Quando il gene risulta alterato, la proteina può essere prodotta in modo incompleto o difettoso, rendendo le cellule cardiache molto più vulnerabili alle aritmie maligne.
Secondo gli studiosi, una persona può avere un cuore apparentemente normale, senza sintomi evidenti e con controlli standard regolari, ma essere comunque esposta a un rischio elevato di arresto cardiaco improvviso.
“Il solo parametro della capacità del cuore di pompare sangue non è sufficiente”, ha spiegato il professor Gianfranco Sinagra, presidente della Società Italiana di Cardiologia.
Le cicatrici invisibili che possono essere fatali
Un altro elemento centrale emerso dagli studi riguarda la presenza di piccole aree di fibrosi, vere e proprie cicatrici microscopiche nel tessuto cardiaco.
Queste alterazioni spesso non vengono rilevate dagli esami cardiologici tradizionali come l’ecocardiogramma.
Per individuarle servono tecniche diagnostiche più sofisticate, come la risonanza magnetica cardiaca con mezzo di contrasto, capace di mostrare dettagli invisibili agli altri controlli.
Secondo la ricerca pubblicata su European Heart Journal, proprio queste cicatrici potrebbero rappresentare uno dei fattori più importanti nello sviluppo di aritmie pericolose.

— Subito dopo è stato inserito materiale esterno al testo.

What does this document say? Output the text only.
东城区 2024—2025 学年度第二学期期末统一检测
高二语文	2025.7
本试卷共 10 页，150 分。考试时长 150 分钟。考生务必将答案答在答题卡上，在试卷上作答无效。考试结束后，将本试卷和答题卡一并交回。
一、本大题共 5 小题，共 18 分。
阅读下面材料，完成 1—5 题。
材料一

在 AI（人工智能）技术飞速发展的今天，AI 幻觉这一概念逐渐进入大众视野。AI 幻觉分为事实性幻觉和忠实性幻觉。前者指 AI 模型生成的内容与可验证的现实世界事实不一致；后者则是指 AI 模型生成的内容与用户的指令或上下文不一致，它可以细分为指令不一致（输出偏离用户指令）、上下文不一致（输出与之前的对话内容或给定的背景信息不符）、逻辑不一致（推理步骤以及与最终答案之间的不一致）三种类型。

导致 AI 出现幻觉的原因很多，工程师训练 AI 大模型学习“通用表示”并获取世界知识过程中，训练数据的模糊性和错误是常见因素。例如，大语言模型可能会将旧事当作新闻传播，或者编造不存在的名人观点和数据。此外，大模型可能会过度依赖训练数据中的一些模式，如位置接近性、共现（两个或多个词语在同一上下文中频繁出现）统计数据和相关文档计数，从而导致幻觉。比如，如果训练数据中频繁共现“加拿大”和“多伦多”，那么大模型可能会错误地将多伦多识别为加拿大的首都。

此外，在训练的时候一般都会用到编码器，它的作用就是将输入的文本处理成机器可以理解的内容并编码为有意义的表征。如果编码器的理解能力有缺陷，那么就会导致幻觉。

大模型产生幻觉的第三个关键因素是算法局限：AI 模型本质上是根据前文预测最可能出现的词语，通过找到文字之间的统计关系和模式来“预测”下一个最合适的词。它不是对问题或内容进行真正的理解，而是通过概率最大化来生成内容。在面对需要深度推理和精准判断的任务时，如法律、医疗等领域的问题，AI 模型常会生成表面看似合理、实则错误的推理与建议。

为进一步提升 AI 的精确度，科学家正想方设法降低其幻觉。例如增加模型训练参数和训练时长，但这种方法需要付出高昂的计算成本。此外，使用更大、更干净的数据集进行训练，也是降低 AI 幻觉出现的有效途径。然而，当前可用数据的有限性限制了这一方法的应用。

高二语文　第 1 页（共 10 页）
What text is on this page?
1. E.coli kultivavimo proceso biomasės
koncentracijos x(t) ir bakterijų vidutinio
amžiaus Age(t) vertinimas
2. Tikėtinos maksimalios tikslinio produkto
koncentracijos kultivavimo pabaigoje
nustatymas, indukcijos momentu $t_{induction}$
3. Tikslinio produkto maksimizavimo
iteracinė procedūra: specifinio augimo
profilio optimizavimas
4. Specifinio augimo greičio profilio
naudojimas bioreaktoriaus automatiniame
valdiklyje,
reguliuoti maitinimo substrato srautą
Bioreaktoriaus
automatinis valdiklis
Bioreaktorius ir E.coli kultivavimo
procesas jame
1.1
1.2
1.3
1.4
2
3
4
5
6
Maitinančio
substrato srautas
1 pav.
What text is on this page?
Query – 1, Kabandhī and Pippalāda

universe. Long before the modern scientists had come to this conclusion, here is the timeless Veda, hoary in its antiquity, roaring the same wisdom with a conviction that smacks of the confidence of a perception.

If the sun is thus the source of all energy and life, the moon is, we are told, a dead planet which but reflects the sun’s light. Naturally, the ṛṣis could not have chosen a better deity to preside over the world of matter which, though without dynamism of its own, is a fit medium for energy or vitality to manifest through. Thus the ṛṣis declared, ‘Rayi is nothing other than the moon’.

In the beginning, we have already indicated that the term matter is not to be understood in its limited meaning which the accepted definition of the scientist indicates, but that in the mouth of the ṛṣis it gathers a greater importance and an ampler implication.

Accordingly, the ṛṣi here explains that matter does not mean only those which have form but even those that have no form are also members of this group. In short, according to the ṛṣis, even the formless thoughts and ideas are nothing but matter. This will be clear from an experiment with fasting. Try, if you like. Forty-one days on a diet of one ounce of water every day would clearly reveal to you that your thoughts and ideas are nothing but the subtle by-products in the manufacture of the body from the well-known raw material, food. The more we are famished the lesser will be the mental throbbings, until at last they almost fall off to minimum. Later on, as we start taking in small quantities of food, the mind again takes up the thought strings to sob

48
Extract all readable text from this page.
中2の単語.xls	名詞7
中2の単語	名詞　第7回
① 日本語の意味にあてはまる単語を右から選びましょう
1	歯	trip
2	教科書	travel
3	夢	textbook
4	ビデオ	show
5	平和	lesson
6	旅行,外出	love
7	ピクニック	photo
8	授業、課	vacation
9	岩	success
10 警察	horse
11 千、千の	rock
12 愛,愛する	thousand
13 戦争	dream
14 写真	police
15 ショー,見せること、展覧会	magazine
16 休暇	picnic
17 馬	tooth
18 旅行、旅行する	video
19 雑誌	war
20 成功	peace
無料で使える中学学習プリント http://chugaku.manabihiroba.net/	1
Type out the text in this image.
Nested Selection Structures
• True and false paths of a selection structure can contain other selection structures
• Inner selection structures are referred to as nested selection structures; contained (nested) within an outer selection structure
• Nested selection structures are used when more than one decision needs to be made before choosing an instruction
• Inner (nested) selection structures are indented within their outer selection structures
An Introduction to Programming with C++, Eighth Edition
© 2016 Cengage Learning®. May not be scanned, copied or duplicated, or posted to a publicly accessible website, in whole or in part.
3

Gli studiosi hanno inoltre sviluppato nuovi sistemi di valutazione del rischio in grado di distinguere i pazienti più esposti a eventi cardiaci improvvisi nei cinque anni successivi.
Verso una medicina sempre più personalizzata
Gli esperti parlano ormai apertamente di una rivoluzione nella cardiologia moderna.
L’obiettivo è superare la semplice valutazione standard del cuore per costruire una medicina sempre più personalizzata, capace di integrare genetica, esami avanzati e storia clinica individuale.
Secondo i ricercatori, questo approccio potrebbe salvare molte vite, soprattutto tra giovani e sportivi che oggi vengono considerati sani sulla base dei controlli tradizionali.
Le nuove scoperte potrebbero inoltre modificare profondamente il modo in cui vengono effettuati gli screening cardiovascolari negli atleti e nei soggetti ritenuti a basso rischio.
La nuova frontiera della prevenzione cardiaca
La ricerca prosegue anche su altri geni collegati alle cardiomiopatie aritmogene, come il gene NEXN, che potrebbe essere associato a forme di malattie cardiache ancora poco conosciute.
Secondo gli specialisti, la vera sfida dei prossimi anni sarà riuscire a identificare chi rischia davvero prima che si verifichi un evento irreversibile.
Una svolta scientifica che potrebbe cambiare radicalmente la prevenzione cardiovascolare e ridurre il numero di morti improvvise tra persone giovani e apparentemente sane.